Monday, May 18, 2015

Remembering the Eruption of Mt St Helens





When we lived on the East Coast, my best "cocktail story" was always my personal account of watching Mt St Helens blow its top as a young child.  East Coasters, most of whom have never had active volcanos in their backyard, were fascinated by the details and aftermath of the eruption.

My mom, my dad, my younger siblings and I watched the mountain erupt from the field at Cherry Park Elementary, just a block from our home.  I was four years old at the time.  And while I had no idea how very rare it was to personally witness the self-destruction of a mountain, I could feel the significance and intensity of the day in my little bones.

We swam in gray, dirty ash for days….weeks maybe.   We had to wear surgeon's masks when we went outside.  It was dark, gloomy, end-of-world-like outside. There were huge piles of ash in our backyard for years following the eruption.   I buried my first pet, Beaver the Hamster, in a tomb of aluminum foil and volcanic ash.  My dad raked the ash into our backyard garden and the vegetables seemed to super-size themselves.  My mom scolded us for tracking it into the house.

It was a defining event in an otherwise typical childhood.

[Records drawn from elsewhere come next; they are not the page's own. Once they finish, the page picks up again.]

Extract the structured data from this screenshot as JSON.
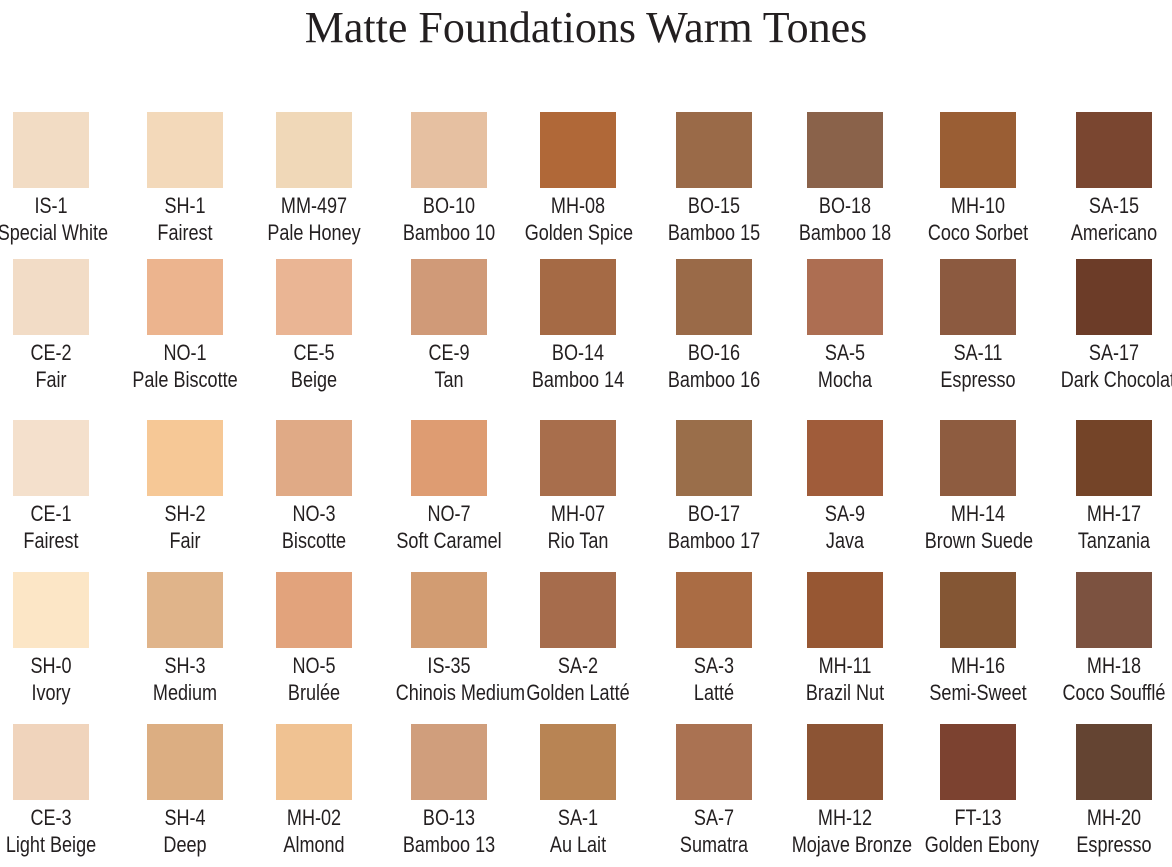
{
  "title": "Matte Foundations Warm Tones",
  "swatches": [
    [
      {
        "code": "IS-1",
        "name": "Special White",
        "color": "#f2dcc4"
      },
      {
        "code": "SH-1",
        "name": "Fairest",
        "color": "#f3d9ba"
      },
      {
        "code": "MM-497",
        "name": "Pale Honey",
        "color": "#f0d8b8"
      },
      {
        "code": "BO-10",
        "name": "Bamboo 10",
        "color": "#e6c0a1"
      },
      {
        "code": "MH-08",
        "name": "Golden Spice",
        "color": "#b06838"
      },
      {
        "code": "BO-15",
        "name": "Bamboo 15",
        "color": "#9a6a48"
      },
      {
        "code": "BO-18",
        "name": "Bamboo 18",
        "color": "#8a624a"
      },
      {
        "code": "MH-10",
        "name": "Coco Sorbet",
        "color": "#9a5e34"
      },
      {
        "code": "SA-15",
        "name": "Americano",
        "color": "#7a4630"
      }
    ],
    [
      {
        "code": "CE-2",
        "name": "Fair",
        "color": "#f2dcc6"
      },
      {
        "code": "NO-1",
        "name": "Pale Biscotte",
        "color": "#ecb48e"
      },
      {
        "code": "CE-5",
        "name": "Beige",
        "color": "#eab594"
      },
      {
        "code": "CE-9",
        "name": "Tan",
        "color": "#d09a78"
      },
      {
        "code": "BO-14",
        "name": "Bamboo 14",
        "color": "#a56a45"
      },
      {
        "code": "BO-16",
        "name": "Bamboo 16",
        "color": "#9a6a48"
      },
      {
        "code": "SA-5",
        "name": "Mocha",
        "color": "#ad6e52"
      },
      {
        "code": "SA-11",
        "name": "Espresso",
        "color": "#8c5a40"
      },
      {
        "code": "SA-17",
        "name": "Dark Chocolate",
        "color": "#6c3c28"
      }
    ],
    [
      {
        "code": "CE-1",
        "name": "Fairest",
        "color": "#f4e0cc"
      },
      {
        "code": "SH-2",
        "name": "Fair",
        "color": "#f6c896"
      },
      {
        "code": "NO-3",
        "name": "Biscotte",
        "color": "#e0aa86"
      },
      {
        "code": "NO-7",
        "name": "Soft Caramel",
        "color": "#de9c72"
      },
      {
        "code": "MH-07",
        "name": "Rio Tan",
        "color": "#a86e4c"
      },
      {
        "code": "BO-17",
        "name": "Bamboo 17",
        "color": "#9a6e4a"
      },
      {
        "code": "SA-9",
        "name": "Java",
        "color": "#a05c3a"
      },
      {
        "code": "MH-14",
        "name": "Brown Suede",
        "color": "#8e5c40"
      },
      {
        "code": "MH-17",
        "name": "Tanzania",
        "color": "#744428"
      }
    ],
    [
      {
        "code": "SH-0",
        "name": "Ivory",
        "color": "#fce6c6"
      },
      {
        "code": "SH-3",
        "name": "Medium",
        "color": "#e0b48a"
      },
      {
        "code": "NO-5",
        "name": "Brulée",
        "color": "#e2a37c"
      },
      {
        "code": "IS-35",
        "name": "Chinois Medium",
        "color": "#d29c72"
      },
      {
        "code": "SA-2",
        "name": "Golden Latté",
        "color": "#a66c4c"
      },
      {
        "code": "SA-3",
        "name": "Latté",
        "color": "#aa6c44"
      },
      {
        "code": "MH-11",
        "name": "Brazil Nut",
        "color": "#975733"
      },
      {
        "code": "MH-16",
        "name": "Semi-Sweet",
        "color": "#845634"
      },
      {
        "code": "MH-18",
        "name": "Coco Soufflé",
        "color": "#7c5240"
      }
    ],
    [
      {
        "code": "CE-3",
        "name": "Light Beige",
        "color": "#f0d4bc"
      },
      {
        "code": "SH-4",
        "name": "Deep",
        "color": "#dcae82"
      },
      {
        "code": "MH-02",
        "name": "Almond",
        "color": "#f0c292"
      },
      {
        "code": "BO-13",
        "name": "Bamboo 13",
        "color": "#d09e7c"
      },
      {
        "code": "SA-1",
        "name": "Au Lait",
        "color": "#b88454"
      },
      {
        "code": "SA-7",
        "name": "Sumatra",
        "color": "#aa7252"
      },
      {
        "code": "MH-12",
        "name": "Mojave Bronze",
        "color": "#8c5434"
      },
      {
        "code": "FT-13",
        "name": "Golden Ebony",
        "color": "#7c4230"
      },
      {
        "code": "MH-20",
        "name": "Espresso",
        "color": "#644432"
      }
    ]
  ]
}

Throughout the reminder of my childhood, St Helens loomed in our periphery to the north.  The mountain, once a perfectly swirled soft-serve top, was now flat.  As if Mother Nature herself had taken a hearty lick off of that ice cream cone.  I worried constantly about the mountain that stood proud and majestic and so so very large just east of us.  It took less than an hour to reach the timberline of Mt Hood from our house.  What would happen if Hood blew?  Would our backyard be full of hot lava instead of ash?

The summer after my freshman year in college, I climbed Mt St Helens with my dad, my best friend Angie, and a few of my dad's coworkers.  It was a full day's climb.  When we reached the top, we sat and ate a sack lunch at the rim of the crater and then peered into the deep abyss of steam and doom a few times before heading back down the mountain.  Terrifying.  And wonderful.

This past Spring Break, I headed back to explore the mountain with my kids.  I had not been in the area since that climb.  Thirty-five years of post-eruption regrowth and renewal had made the mountainside glorious to behold.  We explored Ape Caves.  We hiked Lava Canyon with good friends while a feather-light snow fell.  At night, in our cozy little yurt at Seaquest State Park, I tried to explain the impact of the eruption on my young life to my kids.  And I suddenly had a vision of myself at a very advanced age.  My great grandchildren coming to my nursing home to interview me for their school reports, unable to comprehend that their great grandmother could have possibly witnessed an event from so long ago, the eruption of Mt St Helens in May of 1980.